Walters recounted a young intern for Jim Casey who changed schools 25 times while in care. At the briefing, VanDyke said she had attended ten different schools, including four high schools, while accommodating seven foster home moves between age four and eighteen.
VanDyke maintained good grades and scores in reading and verbal skills, but struggled in math and science. She said her low ACT score on math is likely what prevented her from being accepted to the University of Minnesota, which was once her dream as the first college attendee in her family.
Ambrose said DHS is attempting to address school stability by fighting its underlying cause: frequent and far movement of children in care.
“We try to keep them in their home or neighborhood” by “incentivizing” DHS contracting partners to recruit good homes inside the city, she said. “In Philadelphia, some youths are sent 600 miles away and undermines the child welfare system. And we do it for convenience, not because it makes sense.”
Credit Movement
If the lack of continuity in school lessons is the direct consequence of frequent school movement, the tangential one is credit acceptance. All four presenters referenced the frequent struggle that foster youths face in keeping their academic records current, which can lead to lost credits, delays in enrollment, or even repeat years in school.
Presenters suggested that the presence of school liaisons for foster youths, whether they were school officials or stationed caseworkers, could be effective in helping with moves from one school to another. Myles said Cincinnati’s policy is to accept the student, and then deal with any issues over credits and records.

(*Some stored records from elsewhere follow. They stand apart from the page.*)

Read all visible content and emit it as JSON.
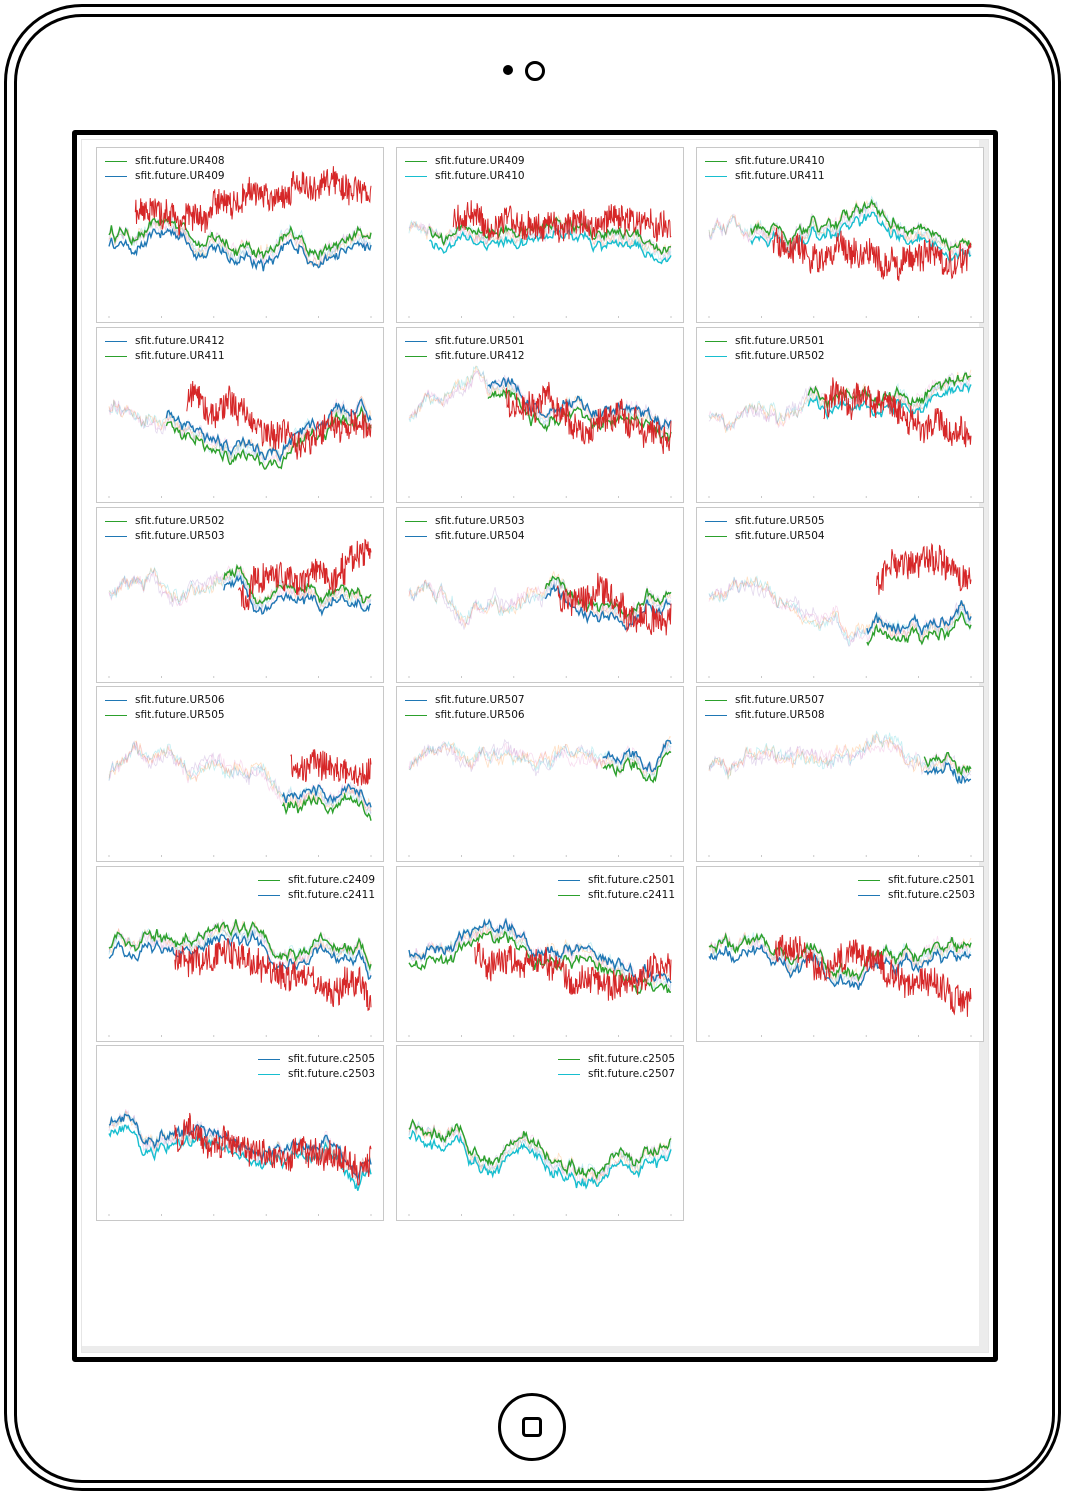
{
  "device": {
    "type": "tablet",
    "camera_icon": "camera-icon",
    "home_icon": "home-button-icon"
  },
  "colors": {
    "blue": "#1f77b4",
    "green": "#2ca02c",
    "red": "#d62728",
    "orange": "#ff7f0e",
    "purple": "#9467bd",
    "pink": "#e377c2",
    "cyan": "#17becf"
  },
  "panels": [
    {
      "legend": [
        "sfit.future.UR408",
        "sfit.future.UR409"
      ],
      "legend_colors": [
        "#2ca02c",
        "#1f77b4"
      ],
      "legend_pos": "top-left",
      "family": "UR"
    },
    {
      "legend": [
        "sfit.future.UR409",
        "sfit.future.UR410"
      ],
      "legend_colors": [
        "#2ca02c",
        "#17becf"
      ],
      "legend_pos": "top-left",
      "family": "UR"
    },
    {
      "legend": [
        "sfit.future.UR410",
        "sfit.future.UR411"
      ],
      "legend_colors": [
        "#2ca02c",
        "#17becf"
      ],
      "legend_pos": "top-left",
      "family": "UR"
    },
    {
      "legend": [
        "sfit.future.UR412",
        "sfit.future.UR411"
      ],
      "legend_colors": [
        "#1f77b4",
        "#2ca02c"
      ],
      "legend_pos": "top-left",
      "family": "UR"
    },
    {
      "legend": [
        "sfit.future.UR501",
        "sfit.future.UR412"
      ],
      "legend_colors": [
        "#1f77b4",
        "#2ca02c"
      ],
      "legend_pos": "top-left",
      "family": "UR"
    },
    {
      "legend": [
        "sfit.future.UR501",
        "sfit.future.UR502"
      ],
      "legend_colors": [
        "#2ca02c",
        "#17becf"
      ],
      "legend_pos": "top-left",
      "family": "UR"
    },
    {
      "legend": [
        "sfit.future.UR502",
        "sfit.future.UR503"
      ],
      "legend_colors": [
        "#2ca02c",
        "#1f77b4"
      ],
      "legend_pos": "top-left",
      "family": "UR"
    },
    {
      "legend": [
        "sfit.future.UR503",
        "sfit.future.UR504"
      ],
      "legend_colors": [
        "#2ca02c",
        "#1f77b4"
      ],
      "legend_pos": "top-left",
      "family": "UR"
    },
    {
      "legend": [
        "sfit.future.UR505",
        "sfit.future.UR504"
      ],
      "legend_colors": [
        "#1f77b4",
        "#2ca02c"
      ],
      "legend_pos": "top-left",
      "family": "UR"
    },
    {
      "legend": [
        "sfit.future.UR506",
        "sfit.future.UR505"
      ],
      "legend_colors": [
        "#1f77b4",
        "#2ca02c"
      ],
      "legend_pos": "top-left",
      "family": "UR"
    },
    {
      "legend": [
        "sfit.future.UR507",
        "sfit.future.UR506"
      ],
      "legend_colors": [
        "#1f77b4",
        "#2ca02c"
      ],
      "legend_pos": "top-left",
      "family": "UR"
    },
    {
      "legend": [
        "sfit.future.UR507",
        "sfit.future.UR508"
      ],
      "legend_colors": [
        "#2ca02c",
        "#1f77b4"
      ],
      "legend_pos": "top-left",
      "family": "UR"
    },
    {
      "legend": [
        "sfit.future.c2409",
        "sfit.future.c2411"
      ],
      "legend_colors": [
        "#2ca02c",
        "#1f77b4"
      ],
      "legend_pos": "top-right",
      "family": "c"
    },
    {
      "legend": [
        "sfit.future.c2501",
        "sfit.future.c2411"
      ],
      "legend_colors": [
        "#1f77b4",
        "#2ca02c"
      ],
      "legend_pos": "top-right",
      "family": "c"
    },
    {
      "legend": [
        "sfit.future.c2501",
        "sfit.future.c2503"
      ],
      "legend_colors": [
        "#2ca02c",
        "#1f77b4"
      ],
      "legend_pos": "top-right",
      "family": "c"
    },
    {
      "legend": [
        "sfit.future.c2505",
        "sfit.future.c2503"
      ],
      "legend_colors": [
        "#1f77b4",
        "#17becf"
      ],
      "legend_pos": "top-right",
      "family": "c"
    },
    {
      "legend": [
        "sfit.future.c2505",
        "sfit.future.c2507"
      ],
      "legend_colors": [
        "#2ca02c",
        "#17becf"
      ],
      "legend_pos": "top-right",
      "family": "c"
    }
  ]
}
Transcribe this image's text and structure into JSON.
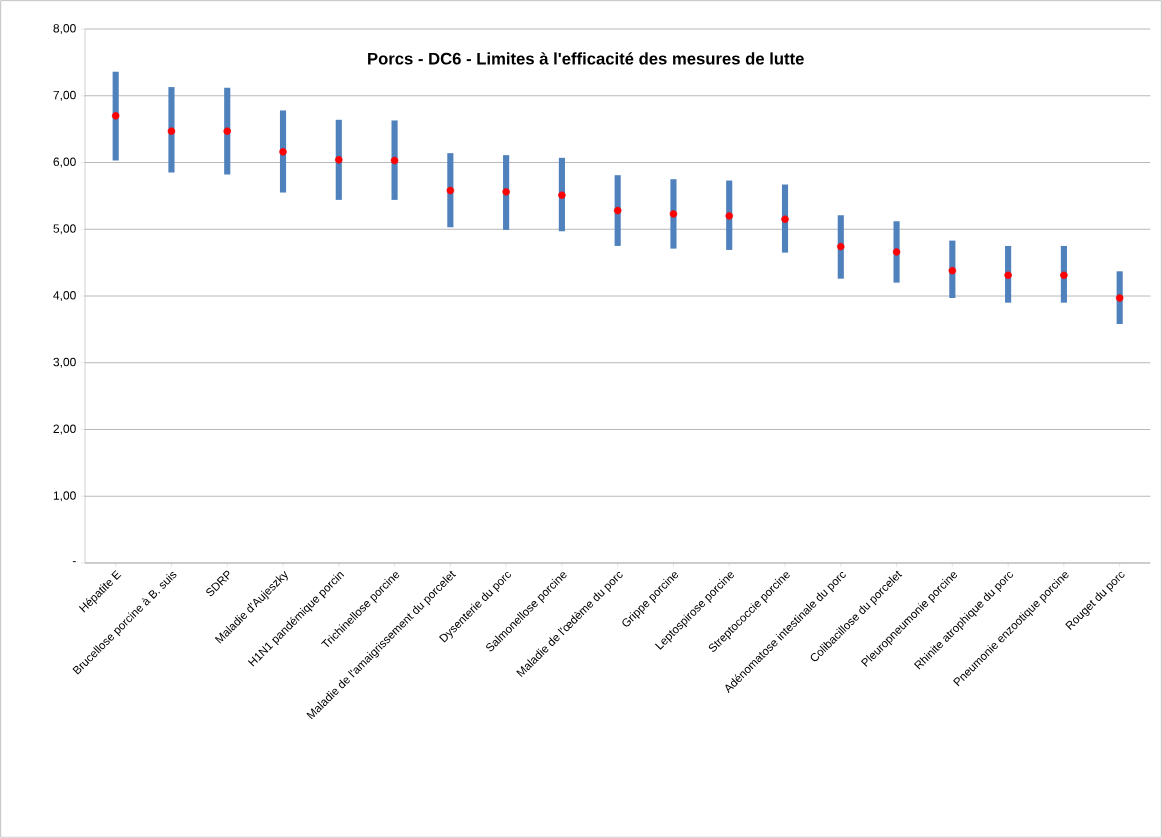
{
  "chart_data": {
    "type": "bar",
    "title": "Porcs - DC6 - Limites à l'efficacité des mesures de lutte",
    "categories": [
      "Hépatite E",
      "Brucellose porcine à B. suis",
      "SDRP",
      "Maladie d'Aujeszky",
      "H1N1 pandémique porcin",
      "Trichinellose porcine",
      "Maladie de l'amaigrissement du porcelet",
      "Dysenterie du porc",
      "Salmonellose porcine",
      "Maladie de l'œdème du porc",
      "Grippe porcine",
      "Leptospirose porcine",
      "Streptococcie porcine",
      "Adénomatose intestinale du porc",
      "Colibacillose du porcelet",
      "Pleuropneumonie porcine",
      "Rhinite atrophique du porc",
      "Pneumonie enzootique porcine",
      "Rouget du porc"
    ],
    "series": [
      {
        "color": "#4f81bd",
        "base": [
          6.03,
          5.85,
          5.82,
          5.55,
          5.44,
          5.44,
          5.03,
          4.99,
          4.97,
          4.75,
          4.71,
          4.69,
          4.65,
          4.26,
          4.2,
          3.97,
          3.9,
          3.9,
          3.58
        ],
        "values": [
          1.33,
          1.28,
          1.3,
          1.23,
          1.2,
          1.19,
          1.11,
          1.12,
          1.1,
          1.06,
          1.04,
          1.04,
          1.02,
          0.95,
          0.92,
          0.86,
          0.85,
          0.85,
          0.79
        ]
      },
      {
        "type": "scatter",
        "color": "#ff0000",
        "values": [
          6.7,
          6.47,
          6.47,
          6.16,
          6.04,
          6.03,
          5.58,
          5.56,
          5.51,
          5.28,
          5.23,
          5.2,
          5.15,
          4.74,
          4.66,
          4.38,
          4.31,
          4.31,
          3.97
        ]
      }
    ],
    "ylim": [
      0,
      8
    ],
    "yticks": [
      {
        "value": 0,
        "label": "-"
      },
      {
        "value": 1,
        "label": "1,00"
      },
      {
        "value": 2,
        "label": "2,00"
      },
      {
        "value": 3,
        "label": "3,00"
      },
      {
        "value": 4,
        "label": "4,00"
      },
      {
        "value": 5,
        "label": "5,00"
      },
      {
        "value": 6,
        "label": "6,00"
      },
      {
        "value": 7,
        "label": "7,00"
      },
      {
        "value": 8,
        "label": "8,00"
      }
    ],
    "grid": "y",
    "legend": false,
    "marker": "circle"
  }
}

California has recently moved toward a system that permits partial credit awards for progress stunted by school changes. Click here to read a recent report on that model.
Absent Adults and Voiceless Youths
Those liaisons might help make up for the fact that other adults involved in the lives of foster youths can be absent on education needs, among other things. Myles said that while the liaison-student connection has been made in Cincinnati, the attempts to forge connections between the schools with foster parents has often been met with indifference and “excuses” from the parents.
VanDyke said she had actually never met several of her caseworkers face to face, and didn’t even know she had an assigned lawyer until she turned 16. She had protested school changes to caseworkers on more than one occasion, but “that went unheeded.”
Her further observation on the matter illuminated the lack of youth empowerment in some child welfare systems.
“At that age, I totally thought that was reasonable,” VanDyke said. “I didn’t realize that the youth voice is supposed to inform the process.”
John Kelly is the editor-in-chief of the Chronicle of Social Change
Note: Fostering Media Connections is a member of the National Working Group on Foster Care and Education.